El dragado no es la solución

Herrera ha asegurado que el dragado «no es una solución porque el río recupera los sedimentos en poco tiempo, de forma natural» y sería una forma de «dilapidar dinero público, por eso no se contempla».

Asimismo, ha enfatizado que «no hay que limpiar los cauces, sino conservarlos y mantenerlos» y, en todo caso, llevar a cabo limpiezas en vegetación invasora, como las cañas, «pero no metiendo las máquinas y arrasando con todo».

Por su parte, el profesor José Luis Bermejo ha advertido de la «obligación inaplazable de deslindar el río», de forma que se delimite jurídicamente «por donde debe ir», una operación compleja pero que «hay que abordar».

Además, ha defendido que la evaluación de impacto ambiental sea un requisito necesario ante la adopción de cualquier medida, aunque sea vista «como un obstáculo» y, en este sentido, ha agregado que la declaración de impacto ambiental es «una oportunidad» y el sobrecoste o las demoras que implica «compensa a la larga».

«visión torpe y cortoplacista»

Bermejo ha estimado que «es muy fácil» plantear excepciones a la legislación, pero esas decisiones obedecen a una visión «torpe y cortoplacista, que debe ser abandonada».

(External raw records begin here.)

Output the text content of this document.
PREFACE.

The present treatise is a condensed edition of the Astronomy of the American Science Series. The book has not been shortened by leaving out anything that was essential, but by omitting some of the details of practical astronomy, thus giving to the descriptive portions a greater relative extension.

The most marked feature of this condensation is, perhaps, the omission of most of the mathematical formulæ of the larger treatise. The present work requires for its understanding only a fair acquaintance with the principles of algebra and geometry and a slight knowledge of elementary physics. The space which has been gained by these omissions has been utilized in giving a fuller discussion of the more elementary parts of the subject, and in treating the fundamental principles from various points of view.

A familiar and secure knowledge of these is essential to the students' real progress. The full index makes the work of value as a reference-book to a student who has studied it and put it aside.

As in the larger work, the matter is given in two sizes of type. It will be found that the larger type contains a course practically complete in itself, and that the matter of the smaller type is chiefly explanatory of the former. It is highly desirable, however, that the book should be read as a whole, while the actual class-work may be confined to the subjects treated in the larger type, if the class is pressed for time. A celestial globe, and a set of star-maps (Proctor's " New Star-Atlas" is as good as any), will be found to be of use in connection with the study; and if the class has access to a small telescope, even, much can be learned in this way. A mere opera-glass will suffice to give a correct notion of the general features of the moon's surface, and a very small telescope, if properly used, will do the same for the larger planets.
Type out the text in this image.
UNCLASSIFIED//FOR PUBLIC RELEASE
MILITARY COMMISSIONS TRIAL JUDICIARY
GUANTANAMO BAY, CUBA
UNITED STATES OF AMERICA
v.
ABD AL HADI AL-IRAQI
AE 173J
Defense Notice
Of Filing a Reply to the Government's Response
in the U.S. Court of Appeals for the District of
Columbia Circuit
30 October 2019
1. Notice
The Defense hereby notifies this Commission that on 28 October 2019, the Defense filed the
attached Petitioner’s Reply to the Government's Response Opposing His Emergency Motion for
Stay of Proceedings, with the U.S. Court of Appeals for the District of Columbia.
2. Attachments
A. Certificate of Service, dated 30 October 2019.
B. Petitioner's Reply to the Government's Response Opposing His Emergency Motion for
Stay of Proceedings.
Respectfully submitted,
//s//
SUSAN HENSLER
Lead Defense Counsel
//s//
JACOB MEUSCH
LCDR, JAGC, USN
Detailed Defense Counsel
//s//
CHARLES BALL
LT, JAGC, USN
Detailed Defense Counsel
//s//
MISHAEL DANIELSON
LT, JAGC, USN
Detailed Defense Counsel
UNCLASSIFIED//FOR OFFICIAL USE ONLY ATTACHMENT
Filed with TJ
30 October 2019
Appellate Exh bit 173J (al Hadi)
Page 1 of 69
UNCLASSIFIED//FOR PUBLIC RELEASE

De hecho, Ecodes ha valorado que la suspensión de cuatro artículos del Plan de Ordenación de los Recursos Naturales (PORN) para facilitar los dragados, tal y como acordó el Ejecutivo aragonés, «no solo va en contra de la dirección marcada por Bruselas, sino que es también una falta de respeto a la normativa propia, que se deja sin efecto cuando resulta molesta».

«Frente a esta política que vuelve la mirada al pasado, creemos que es hora de aprovechar las oportunidades que nos da la legislación en vigor y extraer lecciones de lo vivido en las últimas semanas para abordar con valentía los planes de gestión de riesgos de inundaciones», ha aseverado.

El arquitecto y urbanista Teófilo Martín ha reconocido que el río ha sido considerado «como un obstáculo» en la planificación urbanística» y ha abogado por «devolver los espacios naturales al río», que debe ser «el elemento principal a la hora de plantear por dónde deben crecer las ciudades» o cuáles deben ser los usos de las zonas próximas al cauce.

Por último, el presidente de Ecodes, José Ángel Rupérez, ha remarcado que hay que tener en cuenta también los efectos del cambio climático que podrían causar cada vez más periodos de sequía e inundaciones y ha emplazado a no esperar a que ocurran estos fenómenos para «poner en marcha medidas de aquí te cojo, aquí te mato», sino acometer acciones preventivas antes de que sucedan.

Víctor Viñuales ha concluido aseverando que «el que quiere, encuentra el cómo y el que no quiere, encuentra excusas» y, ante las riadas, las Administraciones están «haciendo una recopilación de excusas».